While there would be a cost for that option, raised to deal with $3 million of the shortfall, it might only be for a limited time, acting council chief executive Athol Stephens said yesterday.

Dunedin Mayor Dave Cull said the plan was a "legitimate option", but he suspected the solution to "the problem" would be a combination of actions.

Mr Cull announced last Friday the city faced an annual $8 million shortfall, after it was confirmed the city's group of companies, overseen by Dunedin City Holdings Ltd, would not be able to pay $8 million of dividends in to council budgets.

But Cr Paul Hudson, chairman of the DCHL board, said on Friday Mr Stephens had advised the holding company he had no further need for it to supply $3 million for stadium management company Dunedin Venues Management Ltd (DVML), as he had achieved the result through other means.

Asked to explain the situation, Mr Stephens said servicing the annual public debt requirement for the Forsyth Barr Stadium would cost Dunedin Venues Ltd (DVL), the company that owns the stadium, about $10 million a year.

DVL would own an asset worth $225 million, have $140 million of debt, including private-sector debt, and equity of about $85 million, the difference between the two. To pay the $10 million, $5 million was to come from DCHL cash, up to $3 million from DCHL borrowings, and $2 million from "financial efficiencies".

The $3 million had always been included in budgeting, and had not changed since a Court of Appeal hearing in 2009, and before, Mr Stephens said.

"We know now we're not going to get the $3 million from DCHL," he said.

A "very critical assumption" was the length of the loan. The $3 million-a-year figure came about only if the loan was a 20-year loan.

"Why 20 years? Why not 30 years or 40 years? It's a long-term asset. It's going to be there for a long time."

Financial modelling had been done for longer-term loans, and the idea of keeping it to 20 years was for "psychological" reasons.

Mr Stephens said DCHL had finally "flushed out a decent five-year plan".

"We know now the $3 million is not coming, so it's on to plan B."

That was the 40-year loan repayment, rather than 20 years.

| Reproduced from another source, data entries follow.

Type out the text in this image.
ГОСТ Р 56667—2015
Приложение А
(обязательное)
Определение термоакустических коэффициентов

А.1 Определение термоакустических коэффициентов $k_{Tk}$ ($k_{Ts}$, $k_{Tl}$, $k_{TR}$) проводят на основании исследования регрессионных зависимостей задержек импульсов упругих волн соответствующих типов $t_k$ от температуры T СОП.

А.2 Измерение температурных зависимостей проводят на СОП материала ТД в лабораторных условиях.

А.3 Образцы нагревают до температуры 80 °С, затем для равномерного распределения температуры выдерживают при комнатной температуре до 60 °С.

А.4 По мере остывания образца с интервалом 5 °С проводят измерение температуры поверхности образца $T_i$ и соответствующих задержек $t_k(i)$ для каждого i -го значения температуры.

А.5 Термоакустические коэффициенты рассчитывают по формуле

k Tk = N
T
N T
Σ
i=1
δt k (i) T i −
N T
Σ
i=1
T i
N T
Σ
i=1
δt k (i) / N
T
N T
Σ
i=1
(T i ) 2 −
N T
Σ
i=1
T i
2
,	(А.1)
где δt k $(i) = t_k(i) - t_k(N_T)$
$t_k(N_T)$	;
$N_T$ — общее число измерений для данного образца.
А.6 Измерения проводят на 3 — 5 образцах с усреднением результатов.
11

That would reduce the requirement for payments from DCHL from $10 million a year to about $7.3 million.

Mr Stephens said there would be a cost to that, but not necessarily in the long term.

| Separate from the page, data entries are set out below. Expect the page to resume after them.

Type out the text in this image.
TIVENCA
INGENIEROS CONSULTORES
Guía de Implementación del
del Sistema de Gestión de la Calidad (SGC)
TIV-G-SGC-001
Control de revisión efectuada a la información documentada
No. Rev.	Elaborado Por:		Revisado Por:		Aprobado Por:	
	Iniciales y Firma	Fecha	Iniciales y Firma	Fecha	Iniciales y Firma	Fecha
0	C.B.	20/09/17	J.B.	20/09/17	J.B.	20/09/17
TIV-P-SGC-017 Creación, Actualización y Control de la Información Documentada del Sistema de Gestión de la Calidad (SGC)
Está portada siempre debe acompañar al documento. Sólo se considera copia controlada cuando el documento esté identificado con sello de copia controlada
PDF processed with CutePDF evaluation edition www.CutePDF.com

After 10 years, DVML would have paid off its "private-sector debt", which would mean about $3 million a year would be freed up.

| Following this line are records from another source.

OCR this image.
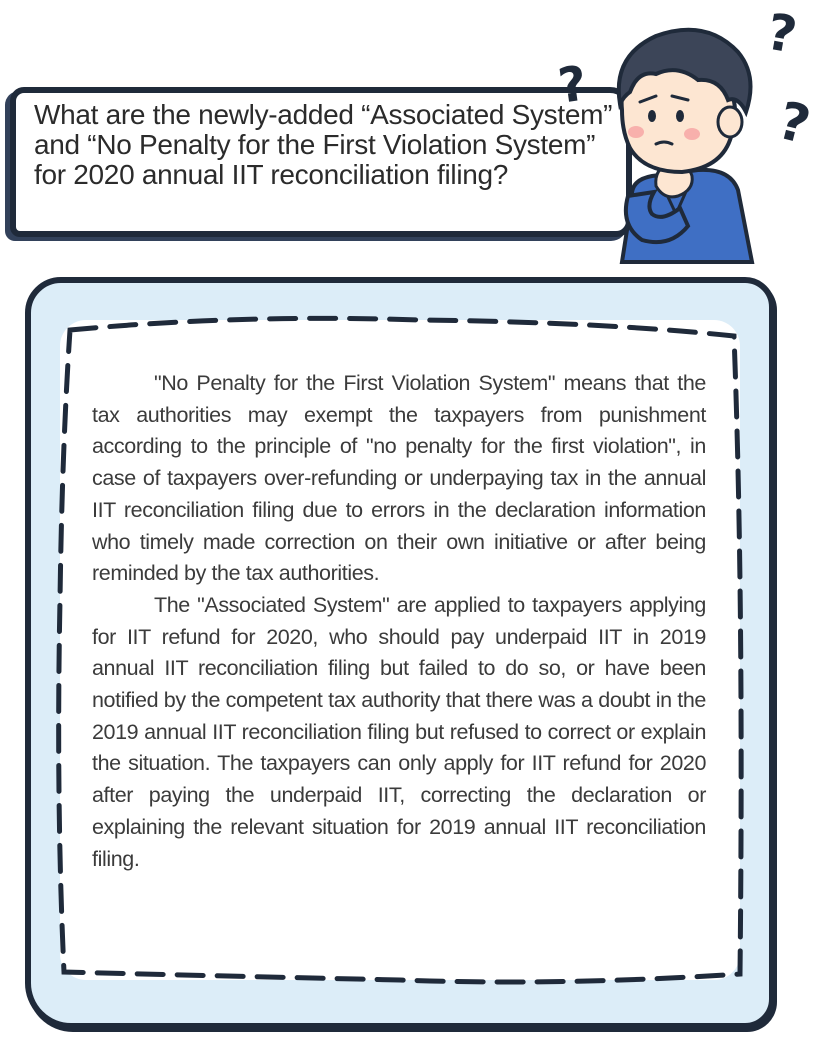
What are the newly-added “Associated System” and “No Penalty for the First Violation System” for 2020 annual IIT reconciliation filing?
?
?
?

"No Penalty for the First Violation System" means that the tax authorities may exempt the taxpayers from punishment according to the principle of "no penalty for the first violation", in case of taxpayers over-refunding or underpaying tax in the annual IIT reconciliation filing due to errors in the declaration information who timely made correction on their own initiative or after being reminded by the tax authorities.

The "Associated System" are applied to taxpayers applying for IIT refund for 2020, who should pay underpaid IIT in 2019 annual IIT reconciliation filing but failed to do so, or have been notified by the competent tax authority that there was a doubt in the 2019 annual IIT reconciliation filing but refused to correct or explain the situation. The taxpayers can only apply for IIT refund for 2020 after paying the underpaid IIT, correcting the declaration or explaining the relevant situation for 2019 annual IIT reconciliation filing.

Private-sector debt was raised to cover money that would come in instalments for the stadium's "private-sector funding", which came from the sale of seating products and sponsorship.

The freed-up money could help pay off public debt, and decrease the term of the loan from, for instance, 40 years to 30.

The council would have to approve such a change, and the suggestion would be presented to the finance, strategy and development committee on September 5.

Mr Cull said he was not comfortable with the council's ability to service its debt: "We will be looking at a combination of actions."